European Indoor Championships

= Simon Denissel =

French middle-distance runner

Simon Denissel (born 22 May 1990 in Auchel) is a French middle-distance runner who competes in the 1500 metres and 3000 metres. His 1500 m personal best is 3:37.70 minutes. He was the bronze medallist in the event at the 2013 European Athletics Indoor Championships. He trains with Lille Métropole Athlétisme.

His international debut came as a junior in cross country running. He was 64th at the 2008 IAAF World Cross Country Championships and 21st at the 2008 European Cross Country Championships, sharing the team junior title at the latter event with Florian Carvalho and Hassan Chahdi. He managed only 88th at the 2009 World event but finished eighth in the 5000 metres at the 2009 European Athletics Junior Championships. Moving up the age categories, he was a 5000 m finalist at the 2011 European Athletics U23 Championships and placed seventh at the 2011 European Cross Country Championships, getting the under-23 team bronze with Carvalho. He also set a 1500 m best of 3:38.70 minutes that year.

He began to establish himself at the senior national level in 2013 and came third in the 1500 m at the French Athletics Championships and set a personal best of 7:51.37 minutes for the 3000 m. He was tenth at the 2012 European Cross Country Championships and helped win the under-23 team gold medal.

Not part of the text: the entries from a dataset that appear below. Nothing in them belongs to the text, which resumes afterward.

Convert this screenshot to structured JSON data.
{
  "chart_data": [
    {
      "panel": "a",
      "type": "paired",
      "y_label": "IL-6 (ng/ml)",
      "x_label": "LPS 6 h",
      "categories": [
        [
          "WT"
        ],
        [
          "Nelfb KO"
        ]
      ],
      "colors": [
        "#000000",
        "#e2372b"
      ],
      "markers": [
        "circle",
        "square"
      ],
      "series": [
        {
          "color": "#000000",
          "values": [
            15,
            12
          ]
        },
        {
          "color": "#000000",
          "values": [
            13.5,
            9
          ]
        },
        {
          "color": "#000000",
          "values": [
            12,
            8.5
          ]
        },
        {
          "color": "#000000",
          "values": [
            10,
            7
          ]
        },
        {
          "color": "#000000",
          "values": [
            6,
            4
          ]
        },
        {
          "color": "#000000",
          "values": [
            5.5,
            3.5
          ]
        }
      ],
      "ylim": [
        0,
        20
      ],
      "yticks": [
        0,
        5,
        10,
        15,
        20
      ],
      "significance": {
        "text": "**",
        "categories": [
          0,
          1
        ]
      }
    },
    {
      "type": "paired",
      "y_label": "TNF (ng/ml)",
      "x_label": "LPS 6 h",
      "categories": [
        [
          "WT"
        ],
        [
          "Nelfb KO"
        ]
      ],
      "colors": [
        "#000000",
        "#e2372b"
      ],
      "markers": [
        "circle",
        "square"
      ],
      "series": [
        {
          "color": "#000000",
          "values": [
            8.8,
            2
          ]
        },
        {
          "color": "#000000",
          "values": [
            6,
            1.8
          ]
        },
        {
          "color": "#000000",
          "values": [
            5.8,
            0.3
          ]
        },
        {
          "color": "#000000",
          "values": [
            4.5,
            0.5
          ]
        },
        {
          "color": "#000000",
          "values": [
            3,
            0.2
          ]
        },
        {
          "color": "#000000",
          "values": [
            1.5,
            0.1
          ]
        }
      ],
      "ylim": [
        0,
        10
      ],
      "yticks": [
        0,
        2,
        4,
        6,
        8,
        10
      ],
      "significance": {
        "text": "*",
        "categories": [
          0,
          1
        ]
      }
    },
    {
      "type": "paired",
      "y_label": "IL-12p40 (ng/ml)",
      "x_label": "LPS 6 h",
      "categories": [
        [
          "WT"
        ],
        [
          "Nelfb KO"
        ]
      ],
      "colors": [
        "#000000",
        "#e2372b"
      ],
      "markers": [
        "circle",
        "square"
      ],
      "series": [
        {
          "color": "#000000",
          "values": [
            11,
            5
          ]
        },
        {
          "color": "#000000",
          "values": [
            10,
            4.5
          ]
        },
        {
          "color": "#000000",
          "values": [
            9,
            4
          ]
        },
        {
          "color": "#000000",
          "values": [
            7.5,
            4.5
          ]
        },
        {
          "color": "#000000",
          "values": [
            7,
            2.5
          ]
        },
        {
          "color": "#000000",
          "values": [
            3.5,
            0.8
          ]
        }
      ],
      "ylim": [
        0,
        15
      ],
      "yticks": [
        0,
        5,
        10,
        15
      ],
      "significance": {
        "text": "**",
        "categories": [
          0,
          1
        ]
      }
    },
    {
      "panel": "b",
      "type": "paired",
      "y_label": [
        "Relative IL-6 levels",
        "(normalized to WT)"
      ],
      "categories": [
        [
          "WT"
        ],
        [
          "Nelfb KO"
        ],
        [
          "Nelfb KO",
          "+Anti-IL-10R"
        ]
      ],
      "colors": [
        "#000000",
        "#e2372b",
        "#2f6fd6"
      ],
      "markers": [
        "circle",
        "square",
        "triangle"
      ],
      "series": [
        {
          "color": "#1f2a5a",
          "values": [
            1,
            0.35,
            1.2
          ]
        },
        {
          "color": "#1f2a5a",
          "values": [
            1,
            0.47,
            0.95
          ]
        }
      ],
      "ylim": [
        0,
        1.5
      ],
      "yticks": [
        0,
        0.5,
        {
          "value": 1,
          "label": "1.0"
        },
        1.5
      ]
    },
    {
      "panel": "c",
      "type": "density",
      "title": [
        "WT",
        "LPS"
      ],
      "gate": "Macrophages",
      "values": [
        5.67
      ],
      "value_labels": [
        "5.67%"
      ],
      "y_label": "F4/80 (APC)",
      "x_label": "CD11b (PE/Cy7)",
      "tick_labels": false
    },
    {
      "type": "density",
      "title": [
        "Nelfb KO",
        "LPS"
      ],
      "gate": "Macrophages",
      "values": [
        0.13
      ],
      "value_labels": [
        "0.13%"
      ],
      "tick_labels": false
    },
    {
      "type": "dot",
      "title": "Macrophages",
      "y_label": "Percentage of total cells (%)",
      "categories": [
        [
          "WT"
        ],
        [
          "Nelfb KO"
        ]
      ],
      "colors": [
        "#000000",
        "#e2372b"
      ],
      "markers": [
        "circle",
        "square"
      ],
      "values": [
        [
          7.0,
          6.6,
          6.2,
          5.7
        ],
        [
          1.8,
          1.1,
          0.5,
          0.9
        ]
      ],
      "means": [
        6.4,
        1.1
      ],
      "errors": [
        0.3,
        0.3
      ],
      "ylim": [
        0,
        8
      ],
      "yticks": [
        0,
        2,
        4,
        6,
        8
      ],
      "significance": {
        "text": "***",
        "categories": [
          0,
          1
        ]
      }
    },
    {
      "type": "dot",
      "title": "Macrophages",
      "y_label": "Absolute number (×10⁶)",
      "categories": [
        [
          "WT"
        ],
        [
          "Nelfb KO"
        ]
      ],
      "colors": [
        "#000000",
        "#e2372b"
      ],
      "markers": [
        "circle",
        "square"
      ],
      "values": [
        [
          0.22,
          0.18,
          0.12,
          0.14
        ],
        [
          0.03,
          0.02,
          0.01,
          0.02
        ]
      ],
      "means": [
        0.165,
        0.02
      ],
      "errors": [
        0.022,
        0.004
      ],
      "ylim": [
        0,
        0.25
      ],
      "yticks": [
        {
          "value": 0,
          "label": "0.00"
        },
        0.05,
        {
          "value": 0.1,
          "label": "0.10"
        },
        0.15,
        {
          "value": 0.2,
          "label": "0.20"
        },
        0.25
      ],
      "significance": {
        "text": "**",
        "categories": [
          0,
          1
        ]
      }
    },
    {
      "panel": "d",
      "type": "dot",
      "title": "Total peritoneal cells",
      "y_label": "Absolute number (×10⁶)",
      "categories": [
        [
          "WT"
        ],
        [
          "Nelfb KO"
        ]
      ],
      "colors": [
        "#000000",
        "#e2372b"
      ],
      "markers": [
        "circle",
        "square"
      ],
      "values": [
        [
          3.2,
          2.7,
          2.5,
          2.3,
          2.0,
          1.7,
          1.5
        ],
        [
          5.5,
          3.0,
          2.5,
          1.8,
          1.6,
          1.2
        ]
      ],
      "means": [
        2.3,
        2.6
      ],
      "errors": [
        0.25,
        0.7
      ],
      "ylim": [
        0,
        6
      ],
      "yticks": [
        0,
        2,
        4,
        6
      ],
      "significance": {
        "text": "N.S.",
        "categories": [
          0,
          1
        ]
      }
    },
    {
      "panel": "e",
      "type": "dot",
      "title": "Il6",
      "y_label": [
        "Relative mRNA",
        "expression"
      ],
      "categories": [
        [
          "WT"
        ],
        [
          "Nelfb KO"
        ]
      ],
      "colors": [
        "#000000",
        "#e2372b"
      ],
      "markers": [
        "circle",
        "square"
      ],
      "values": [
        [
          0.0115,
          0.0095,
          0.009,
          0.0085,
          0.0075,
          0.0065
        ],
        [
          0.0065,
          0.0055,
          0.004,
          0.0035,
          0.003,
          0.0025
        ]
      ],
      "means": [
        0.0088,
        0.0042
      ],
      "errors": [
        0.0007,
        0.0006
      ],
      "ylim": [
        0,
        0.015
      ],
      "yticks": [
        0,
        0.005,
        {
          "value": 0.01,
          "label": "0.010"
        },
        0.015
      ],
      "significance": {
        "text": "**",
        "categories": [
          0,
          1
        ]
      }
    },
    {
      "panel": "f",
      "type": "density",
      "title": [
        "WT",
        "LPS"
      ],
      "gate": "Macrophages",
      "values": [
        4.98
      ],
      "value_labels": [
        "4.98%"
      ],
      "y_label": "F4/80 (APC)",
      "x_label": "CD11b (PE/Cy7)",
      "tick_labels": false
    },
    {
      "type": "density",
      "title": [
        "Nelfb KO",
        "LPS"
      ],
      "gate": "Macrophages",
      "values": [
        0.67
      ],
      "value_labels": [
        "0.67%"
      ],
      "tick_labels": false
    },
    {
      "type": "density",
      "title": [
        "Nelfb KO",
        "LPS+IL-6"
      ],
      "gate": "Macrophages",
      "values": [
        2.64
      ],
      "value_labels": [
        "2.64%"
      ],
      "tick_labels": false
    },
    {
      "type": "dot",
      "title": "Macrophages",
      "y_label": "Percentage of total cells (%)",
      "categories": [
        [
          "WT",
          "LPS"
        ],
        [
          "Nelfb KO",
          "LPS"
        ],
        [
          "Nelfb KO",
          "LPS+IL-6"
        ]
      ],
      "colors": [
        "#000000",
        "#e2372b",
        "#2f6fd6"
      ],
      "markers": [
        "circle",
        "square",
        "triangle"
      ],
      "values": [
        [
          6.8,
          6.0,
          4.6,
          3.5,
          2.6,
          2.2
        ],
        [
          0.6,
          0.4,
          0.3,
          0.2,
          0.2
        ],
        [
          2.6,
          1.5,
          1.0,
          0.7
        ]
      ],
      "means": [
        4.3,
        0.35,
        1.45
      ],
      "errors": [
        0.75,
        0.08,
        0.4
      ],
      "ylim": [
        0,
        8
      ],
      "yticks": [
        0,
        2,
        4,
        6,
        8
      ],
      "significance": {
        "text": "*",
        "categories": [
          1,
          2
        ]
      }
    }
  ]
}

He started the 2013 indoor season in good form, setting a personal best of 3:38.42 minutes to win his first national 1500 m title. A run of 7:47.16 minutes for the 3000 metres at the Flanders Indoor Meeting was also a lifetime best. He was selected for the 2013 European Athletics Indoor Championships and he won his first senior medal by taking third in the 1500 m, improving his best to 3:37.70 minutes and making it a medal double for France as Mahiedine Mekhissi-Benabbad won the gold.